Stockton will soon seek protection from creditors by filing Chapter 9 bankruptcy, and with over 700 million in debt across various agencies they have a long way to go. The council will vote on tuesday to cut public employee pensions and benefits as well as “suspend” a 10.2 million dollar debt payment. Their credit has been cut to Junk status by Moody’s rating agency, and they will be over time phasing out completely retiree medical benefits as they have over 417 million in liabilities related to just that one source.
I have posted numerous times on the MUNICIPAL DEBT TIME BOMB that is already rearing its ugly head across numerous cities across the U.S., with Providence, R.I., coming to press around the same time that Stockton’s death spiral began as well.
Over the last decades with the mindset of Roosevelts, lovely ‘Lets take care of everyone’ Cradle to grave socialism and Johnsons War on Poverty Welfare state, municipalities began to make lifelong healthcare and massive pensions not a rare benefit but a common and expected thing. Businesses followed suit soon after, but the main issue was most companies provided a form of health insurance, that being major medical. So if you got into a car crash and broke your collar bone and had to spend 1 month in recovery, you would be covered, and not be destitute from medical bills, which in my opinion is a great benefit to offer.

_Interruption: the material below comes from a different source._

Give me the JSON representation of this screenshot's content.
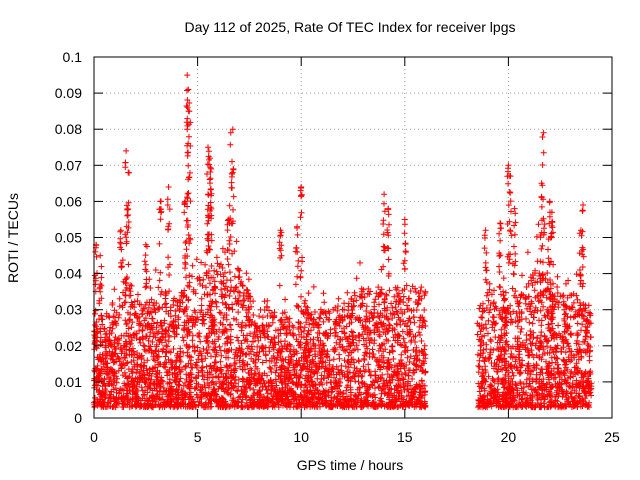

Unfortunately seeing the flawed example of municipalities, people in the private sector wanted the “nickel and dime” healthcare where every bruise, scrape, strange cough and tickle was covered with little to no recourse to the employee.
Now cities and states across the nation, even ones that show no “signs” of problems will soon follow suit, massive health care liabilities and pensions are the modern day debt chickens coming home to roost, and cities are continuing to borrow, borrow, borrow to cover these costs and fund day to day operations and payroll for current employees. What happens is this, as medium sized cities like stockton and providence start to go down the craphole, investors will start taking hard looks at the financial health of other local and state governments. They will begin to lost confidence as a city here and city there declare bankruptcy and cant pay down the debts on their bonds. Then people stop buying the bond, and bonds are the lifeblood of modern municipal governments, without them roads arent paved, snow isnt plowed, lights dont come on, police arent payed, etc. Once this happens, the largest economic collapse in world history will begin, and there is no way out of it.